Даже отчий дом в волнах времени – не только пристань, Итака, но и Одиссеев корабль, теряющий в пути утлую оснастку.
И еще. Книга эта точней обозначила на, выразимся по-восточному, циферблате души главное время суток – за́полночь, перед рассветом. Оно всегда засекалось стихом Чухонцева: время, когда насылает свои видения Superego (есть у поэта жутковатый ноктюрн с таким названием), по-русски, совесть, «совестный гнет полночный»; час бесконтрольного дрейфа меж прошлым и будущим («Всю ночь громыхал водосток… и все, что угодно, / легко приходило на ум»). Теперь звуки этого часа становятся камертоном книги, и «гул комариных крыл» в ночи – напоминанием, на первой же странице, о личном апокалипсисе: «Словно стоит Тот, / с сабелькой у виска, / кто своего ждет / часа или должка». А на часах исторических в эту предрассветную пору свершается «явленье дьявола народу», которое предстоит перетерпеть, пережить, преодолеть.

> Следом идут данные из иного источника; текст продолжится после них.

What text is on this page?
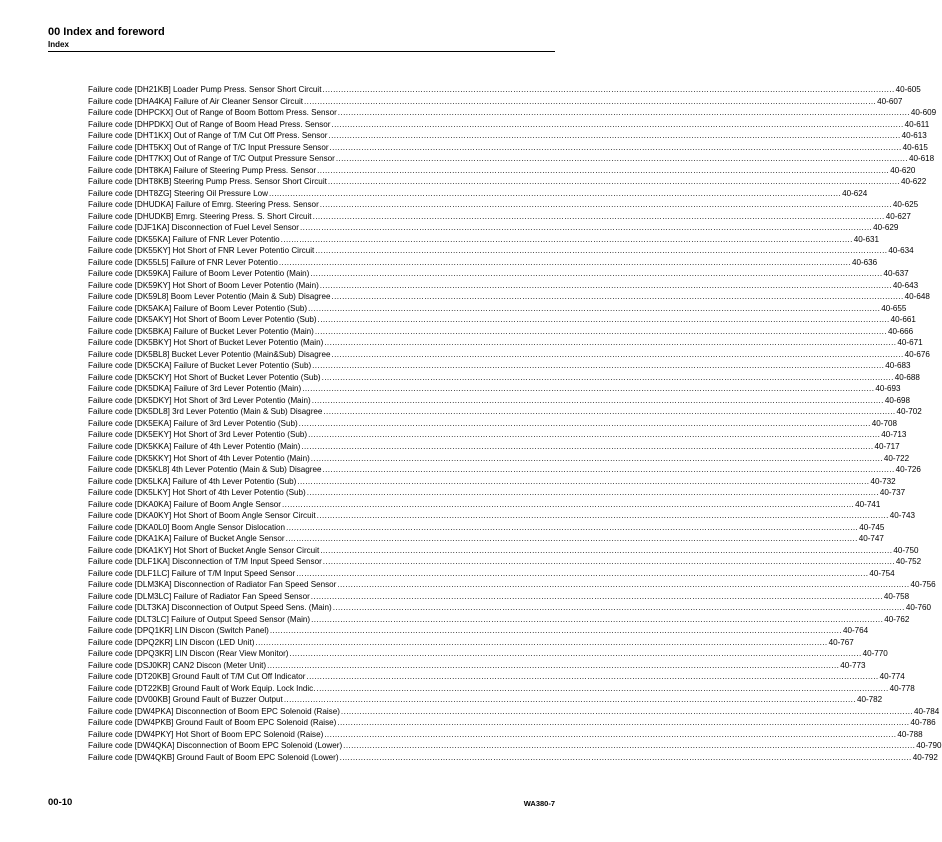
00 Index and foreword
Index
Failure code [DH21KB] Loader Pump Press. Sensor Short Circuit .....	40-605
Failure code [DHA4KA] Failure of Air Cleaner Sensor Circuit .....	40-607
Failure code [DHPCKX] Out of Range of Boom Bottom Press. Sensor .....	40-609
Failure code [DHPDKX] Out of Range of Boom Head Press. Sensor .....	40-611
Failure code [DHT1KX] Out of Range of T/M Cut Off Press. Sensor .....	40-613
Failure code [DHT5KX] Out of Range of T/C Input Pressure Sensor .....	40-615
Failure code [DHT7KX] Out of Range of T/C Output Pressure Sensor .....	40-618
Failure code [DHT8KA] Failure of Steering Pump Press. Sensor .....	40-620
Failure code [DHT8KB] Steering Pump Press. Sensor Short Circuit .....	40-622
Failure code [DHT8ZG] Steering Oil Pressure Low .....	40-624
Failure code [DHUDKA] Failure of Emrg. Steering Press. Sensor .....	40-625
Failure code [DHUDKB] Emrg. Steering Press. S. Short Circuit .....	40-627
Failure code [DJF1KA] Disconnection of Fuel Level Sensor .....	40-629
Failure code [DK55KA] Failure of FNR Lever Potentio .....	40-631
Failure code [DK55KY] Hot Short of FNR Lever Potentio Circuit .....	40-634
Failure code [DK55L5] Failure of FNR Lever Potentio .....	40-636
Failure code [DK59KA] Failure of Boom Lever Potentio (Main) .....	40-637
Failure code [DK59KY] Hot Short of Boom Lever Potentio (Main) .....	40-643
Failure code [DK59L8] Boom Lever Potentio (Main & Sub) Disagree .....	40-648
Failure code [DK5AKA] Failure of Boom Lever Potentio (Sub) .....	40-655
Failure code [DK5AKY] Hot Short of Boom Lever Potentio (Sub) .....	40-661
Failure code [DK5BKA] Failure of Bucket Lever Potentio (Main) .....	40-666
Failure code [DK5BKY] Hot Short of Bucket Lever Potentio (Main) .....	40-671
Failure code [DK5BL8] Bucket Lever Potentio (Main&Sub) Disagree .....	40-676
Failure code [DK5CKA] Failure of Bucket Lever Potentio (Sub) .....	40-683
Failure code [DK5CKY] Hot Short of Bucket Lever Potentio (Sub) .....	40-688
Failure code [DK5DKA] Failure of 3rd Lever Potentio (Main) .....	40-693
Failure code [DK5DKY] Hot Short of 3rd Lever Potentio (Main) .....	40-698
Failure code [DK5DL8] 3rd Lever Potentio (Main & Sub) Disagree .....	40-702
Failure code [DK5EKA] Failure of 3rd Lever Potentio (Sub) .....	40-708
Failure code [DK5EKY] Hot Short of 3rd Lever Potentio (Sub) .....	40-713
Failure code [DK5KKA] Failure of 4th Lever Potentio (Main) .....	40-717
Failure code [DK5KKY] Hot Short of 4th Lever Potentio (Main) .....	40-722
Failure code [DK5KL8] 4th Lever Potentio (Main & Sub) Disagree .....	40-726
Failure code [DK5LKA] Failure of 4th Lever Potentio (Sub) .....	40-732
Failure code [DK5LKY] Hot Short of 4th Lever Potentio (Sub) .....	40-737
Failure code [DKA0KA] Failure of Boom Angle Sensor .....	40-741
Failure code [DKA0KY] Hot Short of Boom Angle Sensor Circuit .....	40-743
Failure code [DKA0L0] Boom Angle Sensor Dislocation .....	40-745
Failure code [DKA1KA] Failure of Bucket Angle Sensor .....	40-747
Failure code [DKA1KY] Hot Short of Bucket Angle Sensor Circuit .....	40-750
Failure code [DLF1KA] Disconnection of T/M Input Speed Sensor .....	40-752
Failure code [DLF1LC] Failure of T/M Input Speed Sensor .....	40-754
Failure code [DLM3KA] Disconnection of Radiator Fan Speed Sensor .....	40-756
Failure code [DLM3LC] Failure of Radiator Fan Speed Sensor .....	40-758
Failure code [DLT3KA] Disconnection of Output Speed Sens. (Main) .....	40-760
Failure code [DLT3LC] Failure of Output Speed Sensor (Main) .....	40-762
Failure code [DPQ1KR] LIN Discon (Switch Panel) .....	40-764
Failure code [DPQ2KR] LIN Discon (LED Unit) .....	40-767
Failure code [DPQ3KR] LIN Discon (Rear View Monitor) .....	40-770
Failure code [DSJ0KR] CAN2 Discon (Meter Unit) .....	40-773
Failure code [DT20KB] Ground Fault of T/M Cut Off Indicator .....	40-774
Failure code [DT22KB] Ground Fault of Work Equip. Lock Indic. .....	40-778
Failure code [DV00KB] Ground Fault of Buzzer Output .....	40-782
Failure code [DW4PKA] Disconnection of Boom EPC Solenoid (Raise) .....	40-784
Failure code [DW4PKB] Ground Fault of Boom EPC Solenoid (Raise) .....	40-786
Failure code [DW4PKY] Hot Short of Boom EPC Solenoid (Raise) .....	40-788
Failure code [DW4QKA] Disconnection of Boom EPC Solenoid (Lower) .....	40-790
Failure code [DW4QKB] Ground Fault of Boom EPC Solenoid (Lower) .....	40-792
00-10	WA380-7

И, наконец, физически стал ощутим двойной разбег движения – туда, туда, в блаженную даль художнического Пелопоннеса, «где скорби не знают и мертвых не чтут», – и не сквозь цветущие античные рощи, а «по гиблому насту, по талой звезде», такова уж участь русского поэта. Но и вверх, в Новый Иерусалим, «в невидимый град из этой духовной чужбины».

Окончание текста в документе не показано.